Pemerintah menargetkan perluasan cakupan program bela negara ini secara masif pada tahun ini. Sepanjang tahun 2026, ditargetkan sebanyak 4.000 ASN dari berbagai instansi akan menerima pembekalan kemampuan Latsarmil Komcad.
Amanat Konstitusi dan Jaminan Hak Pegawai
Keterlibatan ASN dalam Komcad bukanlah tanpa landasan. Program ini merupakan pengejawantahan dari Undang-Undang Nomor 23 Tahun 2019 tentang Pengelolaan Sumber Daya Nasional (PSDN) untuk Pertahanan Negara, di mana warga negara berhak dan wajib ikut serta dalam upaya pembelaan negara. Komcad dipersiapkan untuk dikerahkan melalui mobilisasi guna memperbesar dan memperkuat kekuatan dan kemampuan Komponen Utama, yakni TNI, saat negara dalam keadaan darurat militer atau perang.
Khusus bagi para ASN, Kementerian Pendayagunaan Aparatur Negara dan Reformasi Birokrasi (KemenPAN-RB) telah memberikan payung hukum melalui Surat Edaran (SE) Menteri PANRB Nomor 27 Tahun 2021 tentang Peran Serta Pegawai ASN sebagai Komponen Cadangan.

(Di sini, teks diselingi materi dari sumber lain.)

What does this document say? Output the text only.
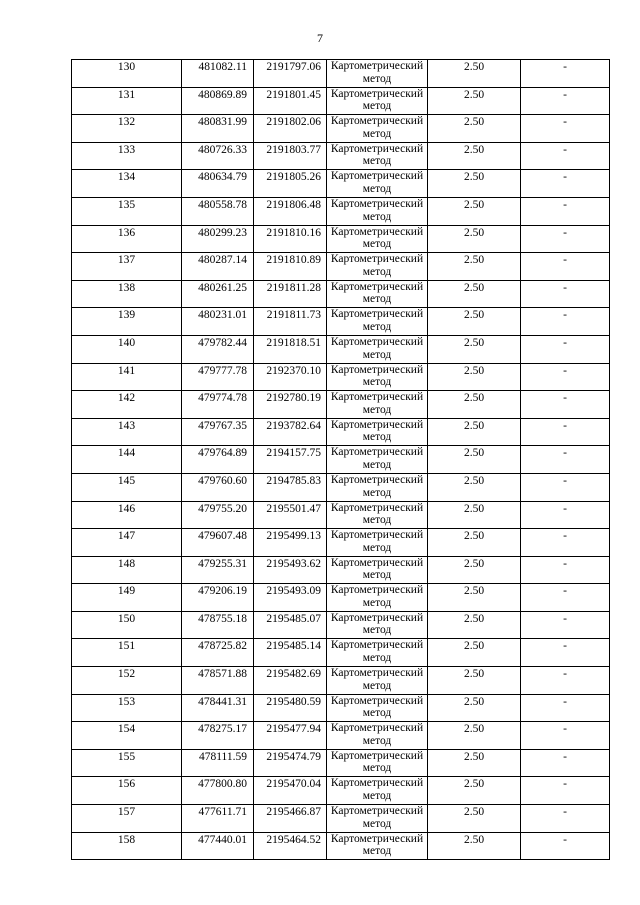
7
130	481082.11	2191797.06	Картометрический метод	2.50	-
131	480869.89	2191801.45	Картометрический метод	2.50	-
132	480831.99	2191802.06	Картометрический метод	2.50	-
133	480726.33	2191803.77	Картометрический метод	2.50	-
134	480634.79	2191805.26	Картометрический метод	2.50	-
135	480558.78	2191806.48	Картометрический метод	2.50	-
136	480299.23	2191810.16	Картометрический метод	2.50	-
137	480287.14	2191810.89	Картометрический метод	2.50	-
138	480261.25	2191811.28	Картометрический метод	2.50	-
139	480231.01	2191811.73	Картометрический метод	2.50	-
140	479782.44	2191818.51	Картометрический метод	2.50	-
141	479777.78	2192370.10	Картометрический метод	2.50	-
142	479774.78	2192780.19	Картометрический метод	2.50	-
143	479767.35	2193782.64	Картометрический метод	2.50	-
144	479764.89	2194157.75	Картометрический метод	2.50	-
145	479760.60	2194785.83	Картометрический метод	2.50	-
146	479755.20	2195501.47	Картометрический метод	2.50	-
147	479607.48	2195499.13	Картометрический метод	2.50	-
148	479255.31	2195493.62	Картометрический метод	2.50	-
149	479206.19	2195493.09	Картометрический метод	2.50	-
150	478755.18	2195485.07	Картометрический метод	2.50	-
151	478725.82	2195485.14	Картометрический метод	2.50	-
152	478571.88	2195482.69	Картометрический метод	2.50	-
153	478441.31	2195480.59	Картометрический метод	2.50	-
154	478275.17	2195477.94	Картометрический метод	2.50	-
155	478111.59	2195474.79	Картометрический метод	2.50	-
156	477800.80	2195470.04	Картометрический метод	2.50	-
157	477611.71	2195466.87	Картометрический метод	2.50	-
158	477440.01	2195464.52	Картометрический метод	2.50	-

Melalui surat edaran tersebut, pemerintah memberikan jaminan penuh terhadap status kepegawaian peserta. Selama 1,5 bulan menjalani masa Latsarmil, ASN tetap mendapatkan hak-hak kepegawaiannya secara utuh, termasuk gaji dan tunjangan kinerja. Selain itu, mereka dipastikan tidak akan kehilangan jabatan struktural maupun fungsional di instansi asalnya.
Langkah strategis pengerahan ASN sebagai Komcad ini tidak hanya bertujuan untuk mempertebal sistem pertahanan dan keamanan rakyat semesta (Sishankamrata), tetapi juga diyakini mampu mencetak birokrat yang memiliki tingkat kedisiplinan tinggi, fisik yang tangguh, serta wawasan kebangsaan yang kokoh saat kembali memberikan pelayanan publik.